Outdoor air filters already exist and serve in limited capacity to improve “outdoor” areas like underground subway stations. But filtering air in the wide open presents a challenging problem compared to that handled by an interior or partially outdoor air purification system. Optimal filtration requires a consistent and strong air exchange through a filtering membrane; inside a sealed room, that flow can be consistently controlled by air speed. But outdoors even a breeze outside can alter air quality dramatically.
VERTO tackles this problem with a 360-degree design to create a difference in temperatures and pressures between the air that comes in and the air coming out, resulting in a loop around the tower that pulls warm air toward the tower. Once pulled into the VERTO, a filtering membrane removes fine airborne particulate with a diameter of 10 microns or less (PM10), down to 2.5 microns or less in diameter (PM2.5) before exhaling the cleansed air.
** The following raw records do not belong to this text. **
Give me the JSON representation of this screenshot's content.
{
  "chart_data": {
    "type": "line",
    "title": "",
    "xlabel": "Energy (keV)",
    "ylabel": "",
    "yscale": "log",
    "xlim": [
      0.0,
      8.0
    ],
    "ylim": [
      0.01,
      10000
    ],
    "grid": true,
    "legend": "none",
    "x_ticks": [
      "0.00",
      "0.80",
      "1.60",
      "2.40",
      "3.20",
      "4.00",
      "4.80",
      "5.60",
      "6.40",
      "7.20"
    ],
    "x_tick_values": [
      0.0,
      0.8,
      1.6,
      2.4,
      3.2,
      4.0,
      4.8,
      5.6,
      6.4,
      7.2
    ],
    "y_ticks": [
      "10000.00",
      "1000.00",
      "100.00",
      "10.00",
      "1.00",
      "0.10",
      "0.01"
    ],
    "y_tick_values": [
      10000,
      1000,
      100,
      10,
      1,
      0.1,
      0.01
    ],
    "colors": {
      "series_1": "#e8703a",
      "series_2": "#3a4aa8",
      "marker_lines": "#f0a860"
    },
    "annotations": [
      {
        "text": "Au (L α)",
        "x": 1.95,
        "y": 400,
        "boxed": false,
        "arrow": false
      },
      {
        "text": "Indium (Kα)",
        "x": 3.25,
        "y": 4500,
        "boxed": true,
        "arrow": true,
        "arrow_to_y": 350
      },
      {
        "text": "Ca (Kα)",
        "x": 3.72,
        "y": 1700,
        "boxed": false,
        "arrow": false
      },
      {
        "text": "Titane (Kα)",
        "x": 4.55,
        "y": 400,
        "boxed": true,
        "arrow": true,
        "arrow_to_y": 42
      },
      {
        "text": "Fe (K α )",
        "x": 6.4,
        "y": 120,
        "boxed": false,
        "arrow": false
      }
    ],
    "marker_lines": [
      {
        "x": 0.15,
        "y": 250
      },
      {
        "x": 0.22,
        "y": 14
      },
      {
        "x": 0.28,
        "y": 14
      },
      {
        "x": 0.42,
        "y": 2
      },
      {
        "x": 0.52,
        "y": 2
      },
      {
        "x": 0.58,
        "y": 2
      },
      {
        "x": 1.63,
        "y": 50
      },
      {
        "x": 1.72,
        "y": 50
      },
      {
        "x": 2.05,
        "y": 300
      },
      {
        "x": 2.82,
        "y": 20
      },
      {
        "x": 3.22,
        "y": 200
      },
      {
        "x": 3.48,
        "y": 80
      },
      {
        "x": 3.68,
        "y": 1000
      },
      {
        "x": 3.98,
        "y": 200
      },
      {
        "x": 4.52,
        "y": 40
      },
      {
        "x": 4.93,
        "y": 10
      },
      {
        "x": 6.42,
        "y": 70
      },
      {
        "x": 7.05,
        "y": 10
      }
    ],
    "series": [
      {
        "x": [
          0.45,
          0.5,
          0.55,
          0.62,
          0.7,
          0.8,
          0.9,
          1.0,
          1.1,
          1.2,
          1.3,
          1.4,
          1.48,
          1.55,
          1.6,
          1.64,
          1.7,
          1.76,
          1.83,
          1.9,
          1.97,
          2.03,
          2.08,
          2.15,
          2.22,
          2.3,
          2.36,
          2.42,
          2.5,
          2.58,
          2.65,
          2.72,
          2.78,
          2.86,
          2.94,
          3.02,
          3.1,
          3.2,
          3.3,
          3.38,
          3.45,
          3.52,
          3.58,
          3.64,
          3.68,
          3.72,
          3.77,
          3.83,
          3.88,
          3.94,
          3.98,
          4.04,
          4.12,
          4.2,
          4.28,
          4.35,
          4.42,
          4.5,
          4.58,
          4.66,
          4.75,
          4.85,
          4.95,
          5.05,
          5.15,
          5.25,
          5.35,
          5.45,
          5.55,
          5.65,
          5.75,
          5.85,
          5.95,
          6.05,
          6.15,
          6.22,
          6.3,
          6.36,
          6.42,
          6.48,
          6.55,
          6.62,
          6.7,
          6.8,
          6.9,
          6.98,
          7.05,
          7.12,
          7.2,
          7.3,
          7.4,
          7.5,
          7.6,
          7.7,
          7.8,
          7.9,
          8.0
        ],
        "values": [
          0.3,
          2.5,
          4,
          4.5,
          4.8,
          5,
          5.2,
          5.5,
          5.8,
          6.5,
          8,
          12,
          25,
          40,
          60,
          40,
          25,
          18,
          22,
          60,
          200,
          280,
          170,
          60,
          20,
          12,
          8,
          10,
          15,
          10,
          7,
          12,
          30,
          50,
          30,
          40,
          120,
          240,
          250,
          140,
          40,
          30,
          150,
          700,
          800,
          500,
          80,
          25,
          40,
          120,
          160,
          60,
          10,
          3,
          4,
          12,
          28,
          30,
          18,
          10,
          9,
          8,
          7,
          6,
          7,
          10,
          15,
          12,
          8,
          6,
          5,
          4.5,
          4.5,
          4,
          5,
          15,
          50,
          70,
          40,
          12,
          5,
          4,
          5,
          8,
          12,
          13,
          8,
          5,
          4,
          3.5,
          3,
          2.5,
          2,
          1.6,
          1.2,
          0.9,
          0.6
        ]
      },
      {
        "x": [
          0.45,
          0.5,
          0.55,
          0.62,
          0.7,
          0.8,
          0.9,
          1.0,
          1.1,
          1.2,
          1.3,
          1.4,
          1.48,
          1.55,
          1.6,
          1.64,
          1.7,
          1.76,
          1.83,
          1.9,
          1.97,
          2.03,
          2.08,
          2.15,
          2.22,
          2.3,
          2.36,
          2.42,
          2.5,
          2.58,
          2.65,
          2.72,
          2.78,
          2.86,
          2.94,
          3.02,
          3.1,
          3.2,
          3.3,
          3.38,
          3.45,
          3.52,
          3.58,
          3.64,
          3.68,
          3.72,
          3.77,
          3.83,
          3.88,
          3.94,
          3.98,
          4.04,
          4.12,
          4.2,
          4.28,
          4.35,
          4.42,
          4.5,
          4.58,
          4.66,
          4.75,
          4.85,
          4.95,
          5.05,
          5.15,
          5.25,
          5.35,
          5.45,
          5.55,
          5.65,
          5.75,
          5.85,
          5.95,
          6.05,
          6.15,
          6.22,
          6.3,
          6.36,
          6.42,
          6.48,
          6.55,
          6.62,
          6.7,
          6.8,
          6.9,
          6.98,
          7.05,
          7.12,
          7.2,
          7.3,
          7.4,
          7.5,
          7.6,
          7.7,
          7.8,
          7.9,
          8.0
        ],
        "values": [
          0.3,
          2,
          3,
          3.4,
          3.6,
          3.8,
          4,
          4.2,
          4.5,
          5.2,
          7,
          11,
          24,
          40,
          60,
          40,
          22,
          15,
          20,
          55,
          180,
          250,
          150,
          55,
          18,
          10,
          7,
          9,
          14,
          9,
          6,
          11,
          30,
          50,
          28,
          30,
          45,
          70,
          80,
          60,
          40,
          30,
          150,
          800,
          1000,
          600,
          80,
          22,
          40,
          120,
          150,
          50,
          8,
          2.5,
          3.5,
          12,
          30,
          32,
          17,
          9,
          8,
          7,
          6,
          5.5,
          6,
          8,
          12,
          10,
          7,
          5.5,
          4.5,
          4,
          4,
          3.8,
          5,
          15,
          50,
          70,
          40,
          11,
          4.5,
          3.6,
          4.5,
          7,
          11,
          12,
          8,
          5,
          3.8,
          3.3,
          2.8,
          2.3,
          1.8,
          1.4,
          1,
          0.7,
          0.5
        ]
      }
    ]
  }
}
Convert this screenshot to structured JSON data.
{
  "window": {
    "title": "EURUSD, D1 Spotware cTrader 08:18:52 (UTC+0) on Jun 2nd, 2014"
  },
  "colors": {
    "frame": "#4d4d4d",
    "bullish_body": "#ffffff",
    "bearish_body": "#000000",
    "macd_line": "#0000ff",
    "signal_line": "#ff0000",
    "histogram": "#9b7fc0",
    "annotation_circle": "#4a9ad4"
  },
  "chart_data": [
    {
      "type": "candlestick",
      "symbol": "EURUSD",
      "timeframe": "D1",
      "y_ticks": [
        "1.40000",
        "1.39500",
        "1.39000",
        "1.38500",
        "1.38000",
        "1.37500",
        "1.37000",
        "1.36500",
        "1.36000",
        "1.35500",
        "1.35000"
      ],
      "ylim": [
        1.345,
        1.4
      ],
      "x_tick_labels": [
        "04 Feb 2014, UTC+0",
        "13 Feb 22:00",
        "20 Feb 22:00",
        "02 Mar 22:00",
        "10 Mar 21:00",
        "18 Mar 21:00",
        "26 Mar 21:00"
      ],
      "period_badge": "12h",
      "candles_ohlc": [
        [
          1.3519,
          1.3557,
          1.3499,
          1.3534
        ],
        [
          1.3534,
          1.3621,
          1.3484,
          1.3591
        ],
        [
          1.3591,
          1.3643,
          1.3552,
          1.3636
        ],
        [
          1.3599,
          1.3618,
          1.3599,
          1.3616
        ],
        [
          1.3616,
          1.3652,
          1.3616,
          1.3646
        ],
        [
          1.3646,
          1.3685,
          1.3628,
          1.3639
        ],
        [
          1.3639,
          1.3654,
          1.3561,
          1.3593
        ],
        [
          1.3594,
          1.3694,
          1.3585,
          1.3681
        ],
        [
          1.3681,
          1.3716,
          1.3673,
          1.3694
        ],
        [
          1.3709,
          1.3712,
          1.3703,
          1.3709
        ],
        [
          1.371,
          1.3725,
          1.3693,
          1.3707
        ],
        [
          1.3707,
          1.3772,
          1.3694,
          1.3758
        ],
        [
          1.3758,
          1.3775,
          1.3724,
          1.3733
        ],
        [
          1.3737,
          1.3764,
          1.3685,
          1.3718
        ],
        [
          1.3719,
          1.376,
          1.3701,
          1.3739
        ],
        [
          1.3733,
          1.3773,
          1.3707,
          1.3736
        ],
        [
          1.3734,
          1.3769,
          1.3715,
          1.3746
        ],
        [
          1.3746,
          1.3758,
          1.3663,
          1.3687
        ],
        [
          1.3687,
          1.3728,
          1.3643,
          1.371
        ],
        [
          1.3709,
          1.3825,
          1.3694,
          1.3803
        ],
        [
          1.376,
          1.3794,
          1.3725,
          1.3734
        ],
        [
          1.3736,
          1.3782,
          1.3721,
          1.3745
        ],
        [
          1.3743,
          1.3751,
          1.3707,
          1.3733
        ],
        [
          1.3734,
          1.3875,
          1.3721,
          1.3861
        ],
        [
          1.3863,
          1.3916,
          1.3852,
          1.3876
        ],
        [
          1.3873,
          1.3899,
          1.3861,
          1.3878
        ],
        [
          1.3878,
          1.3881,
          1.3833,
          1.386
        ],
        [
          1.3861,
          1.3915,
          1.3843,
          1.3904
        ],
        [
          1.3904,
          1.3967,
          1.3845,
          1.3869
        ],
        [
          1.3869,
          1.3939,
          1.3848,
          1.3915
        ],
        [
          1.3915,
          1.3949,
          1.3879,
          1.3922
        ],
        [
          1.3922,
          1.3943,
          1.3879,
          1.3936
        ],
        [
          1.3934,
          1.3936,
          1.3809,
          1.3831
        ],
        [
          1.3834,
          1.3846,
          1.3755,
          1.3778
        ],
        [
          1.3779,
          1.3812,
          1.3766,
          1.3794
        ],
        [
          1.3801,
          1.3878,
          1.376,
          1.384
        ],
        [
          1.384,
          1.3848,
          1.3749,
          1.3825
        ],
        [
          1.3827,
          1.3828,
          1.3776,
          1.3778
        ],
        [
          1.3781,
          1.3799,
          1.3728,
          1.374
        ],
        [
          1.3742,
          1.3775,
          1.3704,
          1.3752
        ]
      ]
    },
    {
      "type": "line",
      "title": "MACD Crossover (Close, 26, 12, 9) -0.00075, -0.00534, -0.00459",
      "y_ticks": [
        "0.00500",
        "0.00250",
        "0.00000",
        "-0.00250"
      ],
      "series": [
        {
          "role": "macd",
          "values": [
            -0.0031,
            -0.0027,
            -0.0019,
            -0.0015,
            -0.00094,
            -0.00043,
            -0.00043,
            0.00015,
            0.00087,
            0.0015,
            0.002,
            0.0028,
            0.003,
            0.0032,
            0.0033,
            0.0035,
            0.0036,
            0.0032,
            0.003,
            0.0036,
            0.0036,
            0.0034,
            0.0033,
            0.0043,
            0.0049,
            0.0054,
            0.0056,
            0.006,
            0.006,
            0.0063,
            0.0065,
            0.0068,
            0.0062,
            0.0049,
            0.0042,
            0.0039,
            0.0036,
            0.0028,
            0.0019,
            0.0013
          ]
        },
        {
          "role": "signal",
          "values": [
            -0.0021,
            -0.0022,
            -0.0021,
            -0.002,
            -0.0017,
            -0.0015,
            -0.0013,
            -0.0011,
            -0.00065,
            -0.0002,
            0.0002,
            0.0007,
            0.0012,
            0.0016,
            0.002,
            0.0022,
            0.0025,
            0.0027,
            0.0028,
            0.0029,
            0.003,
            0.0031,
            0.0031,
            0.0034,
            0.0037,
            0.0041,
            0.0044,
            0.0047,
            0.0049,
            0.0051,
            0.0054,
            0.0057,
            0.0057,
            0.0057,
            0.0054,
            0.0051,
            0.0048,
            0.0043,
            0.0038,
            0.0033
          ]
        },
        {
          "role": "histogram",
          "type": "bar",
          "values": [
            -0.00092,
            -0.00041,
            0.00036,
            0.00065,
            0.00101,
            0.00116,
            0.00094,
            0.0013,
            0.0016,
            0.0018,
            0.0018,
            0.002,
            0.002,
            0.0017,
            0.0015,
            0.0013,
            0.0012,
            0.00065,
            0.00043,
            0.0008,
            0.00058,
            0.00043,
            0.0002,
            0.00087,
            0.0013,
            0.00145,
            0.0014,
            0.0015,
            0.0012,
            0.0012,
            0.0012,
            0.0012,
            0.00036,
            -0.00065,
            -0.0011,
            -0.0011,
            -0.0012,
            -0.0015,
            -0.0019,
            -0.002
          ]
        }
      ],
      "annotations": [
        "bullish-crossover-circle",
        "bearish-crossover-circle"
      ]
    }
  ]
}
Just like a decent home air purifier, the VERTO is equipped with a variable fan set to adjust speed and energy use according to air pollution levels. The fine filter membrane is partially recyclable, requiring a replacement every six to nine months.
Taking a page from the IKEA playbook, VERTO’s glass fiber reinforced concrete panels are designed to be shipped in flat pack form for eventual modular assembly on-site.
Studio Symbiosis is far from going it alone in their pursuit to bring outdoor air filtration to the masses, especially in countries like India where well over a million deaths every year are attributed to poor air quality. China constructed the world’s largest air purifier to help reduce smog levels at a scale that dwarfs VERTO. Similar to VERTO, Dutch designer Daan Roosegaarde designed the Smog Free Tower [shown below] after living in both China and India.
While laudable, common sense dictates corporations and countries alike would be best advised to invest in reducing pollution sources before installing outdoor air filtration devices on every corner, noting an ounce of prevention is worth a pound of cure.